The power company will instead look to invest in an LNG processing plant on the mainland.
“The Sokos project is stopped,” CLP’s commercial director Richard Lancaster told the South China Morning Post (SEHK: 0583, announcements, news) yesterday.
To ensure a secure supply of the clean fuel, CLP wanted to invest in either a regasification plant planned by PetroChina (SEHK: 0857, announcements, news) in Dachen Bay, Shekou , or one planned by China National Offshore Oil Corp (CNOOC (SEHK: 0883)) in Zhuhai , Mr Lancaster said.
It would also negotiate on sourcing gas from CNOOC’s gas fields in the South China Sea and from PetroChina’s planned 4,800km pipeline from Turkmenistan via Kazakhstan to Shenzhen, he said.
CLP had said the LNG project – which involved building a storage and regasification plant on South Soko Island and a pipeline to carry the fuel to the Black Point power station at Tuen Mun – was needed because reserves at CNOOC’s Yacheng gas field, off Hainan , were far less than expected and would run out soon after 2011 at the current usage rate of 2.5 billion cubic metres a year.

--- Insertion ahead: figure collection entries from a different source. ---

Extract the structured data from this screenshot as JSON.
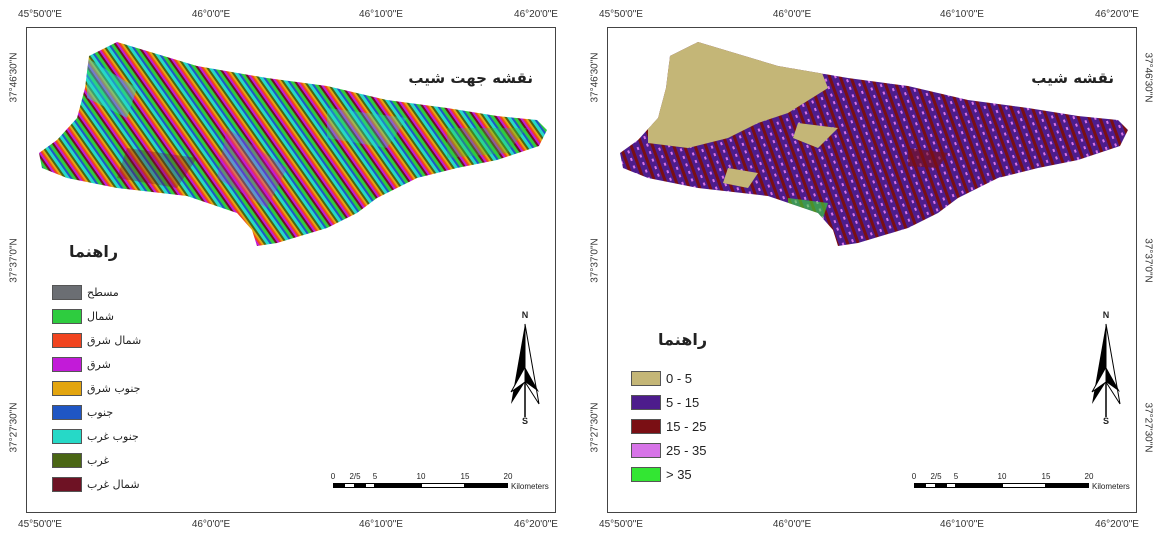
{
  "left_map": {
    "title": "نقشه جهت شیب",
    "legend_title": "راهنما",
    "legend": [
      {
        "label": "مسطح",
        "color": "#6b6e73"
      },
      {
        "label": "شمال",
        "color": "#2ecc3f"
      },
      {
        "label": "شمال شرق",
        "color": "#f0441f"
      },
      {
        "label": "شرق",
        "color": "#c21bd8"
      },
      {
        "label": "جنوب شرق",
        "color": "#e3a50f"
      },
      {
        "label": "جنوب",
        "color": "#1f56c4"
      },
      {
        "label": "جنوب غرب",
        "color": "#26d9c7"
      },
      {
        "label": "غرب",
        "color": "#4a6614"
      },
      {
        "label": "شمال غرب",
        "color": "#6e1224"
      }
    ],
    "north_n": "N",
    "north_s": "S",
    "scale": {
      "labels": [
        "0",
        "2/5",
        "5",
        "10",
        "15",
        "20"
      ],
      "unit": "Kilometers"
    }
  },
  "right_map": {
    "title": "نقشه شیب",
    "legend_title": "راهنما",
    "legend": [
      {
        "label": "0 - 5",
        "color": "#c4b677"
      },
      {
        "label": "5 - 15",
        "color": "#4d1c8c"
      },
      {
        "label": "15 - 25",
        "color": "#7a0f14"
      },
      {
        "label": "25 - 35",
        "color": "#d774e8"
      },
      {
        "label": "> 35",
        "color": "#33e633"
      }
    ],
    "north_n": "N",
    "north_s": "S",
    "scale": {
      "labels": [
        "0",
        "2/5",
        "5",
        "10",
        "15",
        "20"
      ],
      "unit": "Kilometers"
    }
  },
  "axes": {
    "x_ticks": [
      "45°50'0\"E",
      "46°0'0\"E",
      "46°10'0\"E",
      "46°20'0\"E"
    ],
    "y_ticks": [
      "37°46'30\"N",
      "37°37'0\"N",
      "37°27'30\"N"
    ]
  }
}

Opponents challenged the plan over fears it would damage an environmentally sensitive marine area and lead to higher electricity bills.

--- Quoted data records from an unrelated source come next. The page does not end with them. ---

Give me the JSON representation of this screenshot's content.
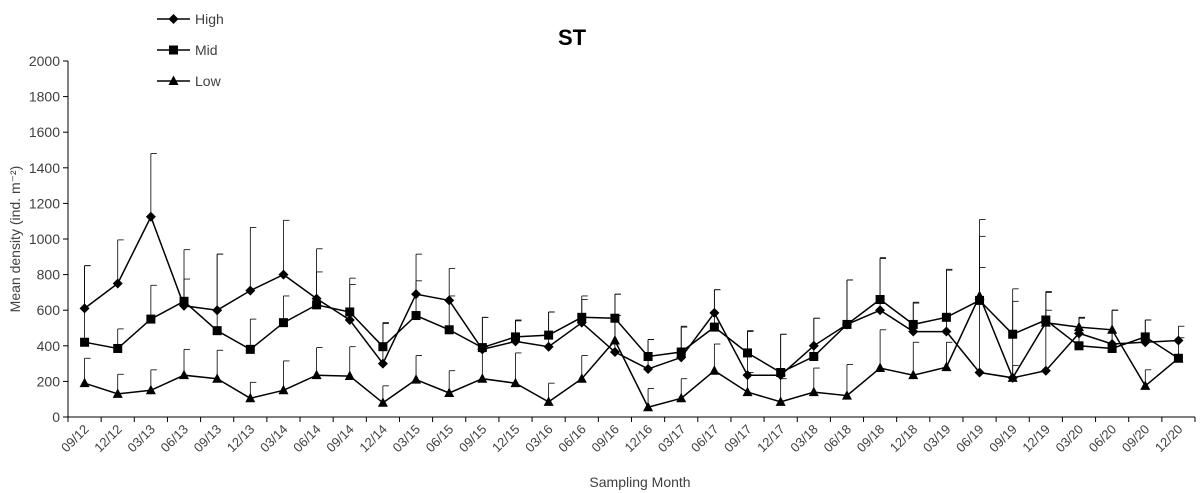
{
  "chart_data": {
    "type": "line",
    "title": "ST",
    "xlabel": "Sampling Month",
    "ylabel": "Mean density (ind. m⁻²)",
    "ylim": [
      0,
      2000
    ],
    "yticks": [
      0,
      200,
      400,
      600,
      800,
      1000,
      1200,
      1400,
      1600,
      1800,
      2000
    ],
    "grid": false,
    "legend_position": "top-left",
    "categories": [
      "09/12",
      "12/12",
      "03/13",
      "06/13",
      "09/13",
      "12/13",
      "03/14",
      "06/14",
      "09/14",
      "12/14",
      "03/15",
      "06/15",
      "09/15",
      "12/15",
      "03/16",
      "06/16",
      "09/16",
      "12/16",
      "03/17",
      "06/17",
      "09/17",
      "12/17",
      "03/18",
      "06/18",
      "09/18",
      "12/18",
      "03/19",
      "06/19",
      "09/19",
      "12/19",
      "03/20",
      "06/20",
      "09/20",
      "12/20"
    ],
    "series": [
      {
        "name": "High",
        "marker": "diamond",
        "color": "#000000",
        "values": [
          610,
          750,
          1125,
          625,
          600,
          710,
          800,
          665,
          545,
          300,
          690,
          655,
          380,
          425,
          395,
          530,
          365,
          270,
          335,
          585,
          235,
          235,
          400,
          520,
          600,
          480,
          480,
          250,
          220,
          260,
          470,
          410,
          420,
          430
        ],
        "error_plus": [
          240,
          245,
          355,
          315,
          315,
          355,
          305,
          280,
          200,
          230,
          225,
          180,
          180,
          120,
          195,
          130,
          325,
          165,
          170,
          130,
          245,
          230,
          155,
          250,
          290,
          165,
          345,
          860,
          500,
          440,
          90,
          190,
          125,
          80
        ]
      },
      {
        "name": "Mid",
        "marker": "square",
        "color": "#000000",
        "values": [
          420,
          385,
          550,
          650,
          485,
          380,
          530,
          630,
          590,
          395,
          570,
          490,
          390,
          450,
          460,
          560,
          555,
          340,
          365,
          505,
          360,
          250,
          340,
          520,
          660,
          520,
          560,
          655,
          465,
          545,
          400,
          385,
          450,
          330
        ],
        "error_plus": [
          430,
          110,
          190,
          125,
          430,
          170,
          150,
          185,
          190,
          130,
          195,
          190,
          170,
          90,
          130,
          120,
          135,
          95,
          145,
          210,
          125,
          215,
          215,
          250,
          235,
          120,
          270,
          360,
          185,
          160,
          160,
          215,
          95,
          115
        ]
      },
      {
        "name": "Low",
        "marker": "triangle",
        "color": "#000000",
        "values": [
          190,
          130,
          150,
          235,
          215,
          105,
          150,
          235,
          230,
          80,
          210,
          135,
          215,
          190,
          85,
          215,
          430,
          55,
          105,
          260,
          140,
          85,
          140,
          120,
          275,
          235,
          280,
          680,
          220,
          530,
          505,
          490,
          175,
          330
        ],
        "error_plus": [
          140,
          110,
          115,
          145,
          160,
          90,
          165,
          155,
          165,
          95,
          135,
          125,
          180,
          170,
          105,
          130,
          140,
          105,
          110,
          150,
          110,
          130,
          135,
          175,
          215,
          185,
          140,
          160,
          70,
          70,
          50,
          110,
          90,
          0
        ]
      }
    ]
  }
}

The fate of the project was thrown into doubt when Hong Kong and Beijing struck an energy pact last month to guarantee supply to the city for another 20 years, with CNOOC saying that with further drilling, Yacheng, could supply at least 2 billion cubic metres a year.

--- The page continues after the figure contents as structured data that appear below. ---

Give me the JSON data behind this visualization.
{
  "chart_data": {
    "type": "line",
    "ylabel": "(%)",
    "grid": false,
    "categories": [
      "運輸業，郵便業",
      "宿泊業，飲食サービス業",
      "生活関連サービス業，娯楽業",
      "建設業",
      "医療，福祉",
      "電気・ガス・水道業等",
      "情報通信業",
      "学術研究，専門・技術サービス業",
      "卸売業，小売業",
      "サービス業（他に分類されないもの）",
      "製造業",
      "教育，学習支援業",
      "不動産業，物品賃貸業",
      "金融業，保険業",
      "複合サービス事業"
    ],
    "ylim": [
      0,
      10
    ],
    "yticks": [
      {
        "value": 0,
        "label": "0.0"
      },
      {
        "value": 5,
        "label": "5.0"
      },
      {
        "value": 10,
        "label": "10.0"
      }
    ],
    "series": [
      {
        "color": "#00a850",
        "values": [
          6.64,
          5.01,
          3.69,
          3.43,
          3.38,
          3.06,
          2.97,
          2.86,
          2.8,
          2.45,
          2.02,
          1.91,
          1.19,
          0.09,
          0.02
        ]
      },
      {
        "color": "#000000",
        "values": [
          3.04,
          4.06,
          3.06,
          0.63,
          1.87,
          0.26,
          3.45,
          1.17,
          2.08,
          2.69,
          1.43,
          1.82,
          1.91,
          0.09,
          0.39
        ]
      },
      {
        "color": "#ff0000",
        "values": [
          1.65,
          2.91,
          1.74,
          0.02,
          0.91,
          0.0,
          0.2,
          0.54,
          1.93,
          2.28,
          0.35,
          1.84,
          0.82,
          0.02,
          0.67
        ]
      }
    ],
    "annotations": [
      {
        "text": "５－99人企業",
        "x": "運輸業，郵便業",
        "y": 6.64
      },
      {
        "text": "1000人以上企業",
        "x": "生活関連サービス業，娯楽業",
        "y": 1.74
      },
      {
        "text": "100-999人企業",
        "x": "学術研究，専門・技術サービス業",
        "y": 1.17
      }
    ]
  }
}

“We concur with the [Hong Kong] government view that [the LNG plant] is not needed after a memorandum of understanding on energy supply to Hong Kong was signed,” Mr Lancaster said.
The accord, which includes nuclear power supply, ensures the availability of cleaner fuel for electricity generation – and better air quality – and may reduce pressure to raise power tariffs.
Green groups last night hailed the CLP decision.
Angus Wong Chun-yin, of Friends of the Earth, said: “Although using natural gas is good for the environment, building a liquefied natural gas plant on the Soko Islands could have harmed the environment more.”
He said the project would certainly have destroyed an important habitat of the Chinese white dolphin.
But Mr Wong said more needed to be done to switch to clean fuel.
“Dropping the Soko Islands project should not be the end of the story. The Hong Kong government should press harder to require power companies to use more natural gas to generate power.”
Natural gas and nuclear power each account for about 20 per cent of CLP’s fuel mix, with coal making up 60 per cent.
A government source described CLP’s decision as “realistic and clever”. The source said the Environment Bureau would facilitate talks between CLP and the mainland authorities and companies concerned.
Mr Lancaster said CLP would go ahead with a 20-year gas purchase agreement with British-based BG. A preliminary agreement for the gas, originally intended to supply the Sokos plant, was signed in June.
The BG deal would fill a supply shortfall, he said. The Black Power plant could consume 3.4 billion cubic metres of gas per year, while CNOOC would supply 2 billion cubic metres and PetroChina 1 billion cubic metres annually by 2013.